Vicdan, kaybetmeye en fazla hakkımız olduğu anda koruyabildiğimiz şey değil midir?

 
"Ben kadınım" dedi Havva ama bu benim sıfatım. Adımı henüz bilmiyorum. Sonra döndü Âdem'e, bana dedi bir isim ver varlığım olsun. Bana dedi sen isim ver varlığım senin olsun. Bana öyle bir isim ver ki senin adının yanında dursun. Seni anan beni de ansın. Seni hatırlayan beni hatırlamadan olmasın. Bir "ile" koy aramıza bizi birbirimize bağlasın..

Tanrım, ben şu kutsal ruhla, şu toprak bedene nasıl sığayım?

Baki Allah, Rahman Allah, Sübhan Allah. Ya Allah, dedi sustu. Öyle bir Allah, dedi ki Âdem, Azam isminin sahibi hoşnut oldu.

Buğday ki zahmetti. Hazdı. Sabırdı, çileydi. Meşakkatti, nimetti. Ancak emekten sonra selâmetti. O da kalıcı değil geçiciydi.

Çünkü Havva, "ama" lar olmadan, düz bir cümleye sığmıyordu.

Ve insan ancak dili kadar edeplidir. Bilmediği kelimeler kadar edepli, bildiği kelimeler kadar edepsizdir. İnsan olan her hesabı aşar da bir kendi sözcüklerinin ağırlığı altında ezilir. "

Sana kul ama Senin yarattıklarına Bu üstünlüğüm hatırına.

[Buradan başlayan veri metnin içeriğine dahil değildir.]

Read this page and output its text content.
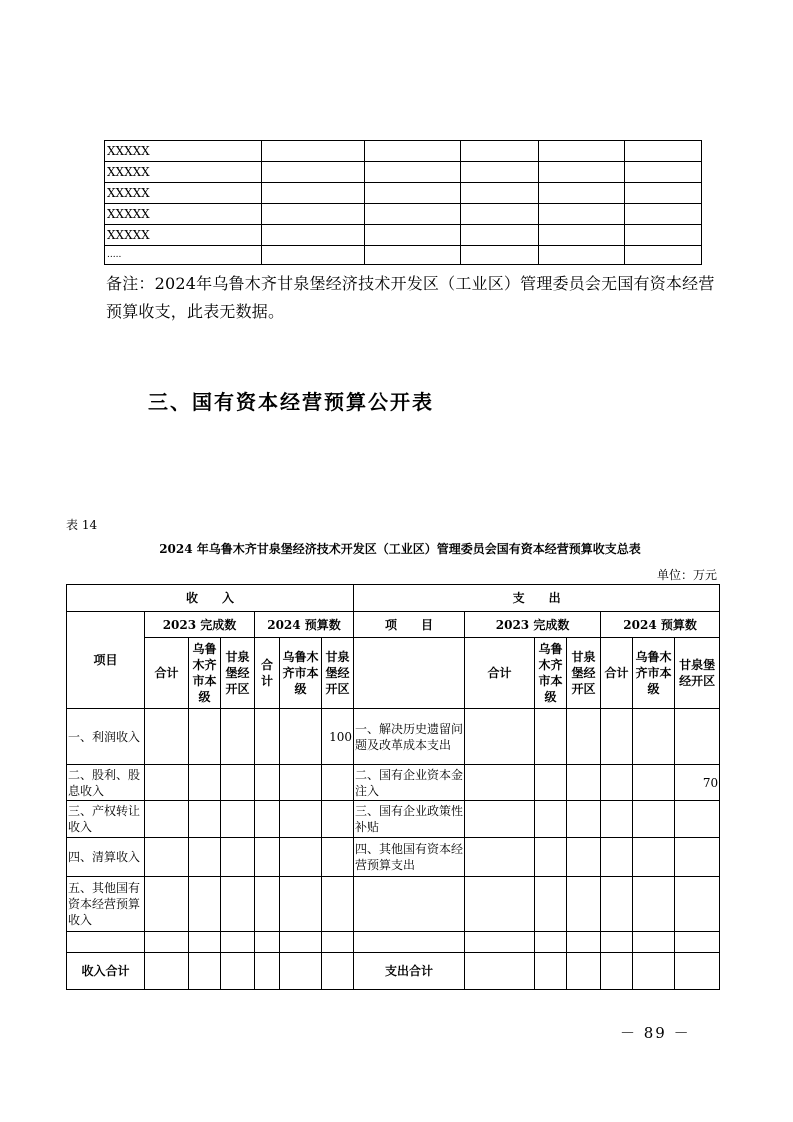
XXXXX					
XXXXX					
XXXXX					
XXXXX					
XXXXX					
.....					
备注：2024年乌鲁木齐甘泉堡经济技术开发区（工业区）管理委员会无国有资本经营预算收支，此表无数据。
三、国有资本经营预算公开表
表 14
2024 年乌鲁木齐甘泉堡经济技术开发区（工业区）管理委员会国有资本经营预算收支总表
单位：万元
收　　入							支　　出						
项目	2023 完成数			2024 预算数			项　　目	2023 完成数			2024 预算数		
	合计	乌鲁木齐市本级	甘泉堡经开区	合计	乌鲁木齐市本级	甘泉堡经开区		合计	乌鲁木齐市本级	甘泉堡经开区	合计	乌鲁木齐市本级	甘泉堡经开区
一、利润收入						100	一、解决历史遗留问题及改革成本支出						
二、股利、股息收入							二、国有企业资本金注入						70
三、产权转让收入							三、国有企业政策性补贴						
四、清算收入							四、其他国有资本经营预算支出						
五、其他国有资本经营预算收入													

收入合计							支出合计						
－ 89 －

Beni affet. Ey Kelim, ey Kelimelerin Sahibi, Yaratan'ın ismi en büyük isim. Yaratılanda Yaratan'ın ismi. Senin isminin hatırına. Bana verdiğin isim aşkına. Benim adıma. Senin adına. Beni yaratan Sensin. Sen. Kendi hatırına. Rabbim hoş gör beni, yarattığını. "Yaratanımdan ötürü" beni bağışla.

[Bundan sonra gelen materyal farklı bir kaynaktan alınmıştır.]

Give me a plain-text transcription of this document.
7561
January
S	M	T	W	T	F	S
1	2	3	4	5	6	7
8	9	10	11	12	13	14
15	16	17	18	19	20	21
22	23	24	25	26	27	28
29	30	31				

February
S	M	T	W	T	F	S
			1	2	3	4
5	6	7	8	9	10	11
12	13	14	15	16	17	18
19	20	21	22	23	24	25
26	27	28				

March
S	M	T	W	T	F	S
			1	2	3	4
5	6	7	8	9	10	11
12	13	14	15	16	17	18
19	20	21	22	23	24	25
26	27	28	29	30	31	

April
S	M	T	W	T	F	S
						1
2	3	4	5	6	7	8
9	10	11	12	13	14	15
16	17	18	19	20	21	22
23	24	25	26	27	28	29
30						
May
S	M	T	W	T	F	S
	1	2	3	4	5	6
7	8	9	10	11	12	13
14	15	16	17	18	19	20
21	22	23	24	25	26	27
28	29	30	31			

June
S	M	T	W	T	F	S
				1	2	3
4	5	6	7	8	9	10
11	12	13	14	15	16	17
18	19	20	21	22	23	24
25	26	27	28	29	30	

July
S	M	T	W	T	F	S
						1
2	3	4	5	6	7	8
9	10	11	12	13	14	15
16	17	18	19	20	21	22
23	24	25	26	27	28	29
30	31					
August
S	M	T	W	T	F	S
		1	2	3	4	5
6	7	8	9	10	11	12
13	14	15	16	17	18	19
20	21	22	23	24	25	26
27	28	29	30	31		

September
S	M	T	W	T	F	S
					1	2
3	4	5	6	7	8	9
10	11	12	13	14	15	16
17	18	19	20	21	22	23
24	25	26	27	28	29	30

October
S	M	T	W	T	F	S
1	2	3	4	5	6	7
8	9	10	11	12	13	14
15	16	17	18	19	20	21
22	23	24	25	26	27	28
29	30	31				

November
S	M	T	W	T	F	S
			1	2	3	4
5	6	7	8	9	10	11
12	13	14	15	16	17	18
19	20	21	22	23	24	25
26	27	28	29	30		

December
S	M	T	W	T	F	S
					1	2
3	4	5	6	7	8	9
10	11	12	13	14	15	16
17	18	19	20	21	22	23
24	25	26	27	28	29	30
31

“Âdem, Havva ile, iki dünyanın birleştiği yerde bir araya geldi. Giden Âdem’di ama Havva geldi. Gelen Havva değil, yitirilmiş cennetti.”

Aşk
Cennette bütün sözcükleri öğrenmişti de Âdem ,dünyada Havva'ya her Havva dediğinde güzel sözcüğünü yeniden ezberledi. Her şey aşka aşıkken ,aşkın bir tek güzelliğe aşık olduğunu öğrendi. Galiba bu dünyada aşk arazdı da güzellik cevherdi.

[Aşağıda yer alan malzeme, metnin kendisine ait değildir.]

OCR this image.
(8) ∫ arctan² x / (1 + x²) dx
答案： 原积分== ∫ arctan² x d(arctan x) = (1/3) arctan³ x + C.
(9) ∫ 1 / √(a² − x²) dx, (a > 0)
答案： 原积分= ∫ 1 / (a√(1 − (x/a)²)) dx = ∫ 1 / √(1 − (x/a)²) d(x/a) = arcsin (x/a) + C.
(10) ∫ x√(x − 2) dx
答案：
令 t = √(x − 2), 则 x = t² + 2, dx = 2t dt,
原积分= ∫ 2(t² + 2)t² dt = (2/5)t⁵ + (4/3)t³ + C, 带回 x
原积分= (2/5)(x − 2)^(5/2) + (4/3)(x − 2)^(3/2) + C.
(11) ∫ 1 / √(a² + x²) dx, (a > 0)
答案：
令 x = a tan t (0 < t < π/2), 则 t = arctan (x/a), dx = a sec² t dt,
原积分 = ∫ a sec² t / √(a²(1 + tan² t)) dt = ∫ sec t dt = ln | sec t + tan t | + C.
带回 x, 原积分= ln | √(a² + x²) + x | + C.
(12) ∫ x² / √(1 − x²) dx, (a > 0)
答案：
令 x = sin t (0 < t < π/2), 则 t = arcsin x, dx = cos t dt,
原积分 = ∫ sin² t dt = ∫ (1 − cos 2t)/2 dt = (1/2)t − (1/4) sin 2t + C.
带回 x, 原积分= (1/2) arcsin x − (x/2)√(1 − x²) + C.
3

Ben, dedi, Kabil, ateşe bundan daha fazla nasıl düşebilirim? Daha fazla nasıl yanabilirim? Sidre gelince aklıma, her şey gözümün önünden siliniyor. Geriye hiçbir şey kalmıyor. Aşktan büyük emir mi olur? Kabil'in büyüklük sıralamasındaki yanılgı Âdem'i iliklerine kadar titretti. Bir şey Sidre'nin suretine bürünmüş, Kabil'i sürükleyip duruyormuş, fark etti. Âdem'in içinden aşkın bu yanılsamasına dair bir bunaltı geçti. Bu, aşk değil başka bir şeydi. Olur, dedi. Aşkının neyin üzerinde değil neyin altında durduğuna dikkat et. Sıralamana itibar et. Aşkı nefisten o zaman ayırırsın. Nefsinin altında bıraktıkların kadar eksik, üzerine koyabildiklerin kadar fazlasındır ancak. Çünkü aşk küllidir. Bütünler, bir'ler. Ama küll ile cüz arasında mesafe başlayınca, parça bütünün den kopunca hiçbir şey artık eskisi gibi kalmaz. O zaman aşk, aşk olmaz. Ey oğul, aşk deyip de aşkı darıltma. Allah'ın işine karışma.

4 yorum:

Yüreğimin İklimi dedi ki...

bu kitabı okurken çalışıyordum eve geldim yemek ve bulaşıktan sonra elime aldım ve sabahladım tek hatırladım bu, beni benden alan bir kitaptı.

duygu özkan dedi ki...

Yazarı hiç okumadım. Ben de okumalıyım, güzel görünüyorlar. Ve dediklerinde çok haklısın. :)

Satır Arası dedi ki...

Nazan B. kelimelerini ve anlatımını sevenlerdenim bende...
Özellikle "din" gibi hassas anlatımları bu şekilde anlatmak hem zor hem de risklidir.
İyi akşamlar, selamlar. :)

deeptone dedi ki...

hımm iki kitabını okudum ben, biri işte deneme filan diğeri nar ağacı, nar ağacı çok iyiydi, buna da bakayım :)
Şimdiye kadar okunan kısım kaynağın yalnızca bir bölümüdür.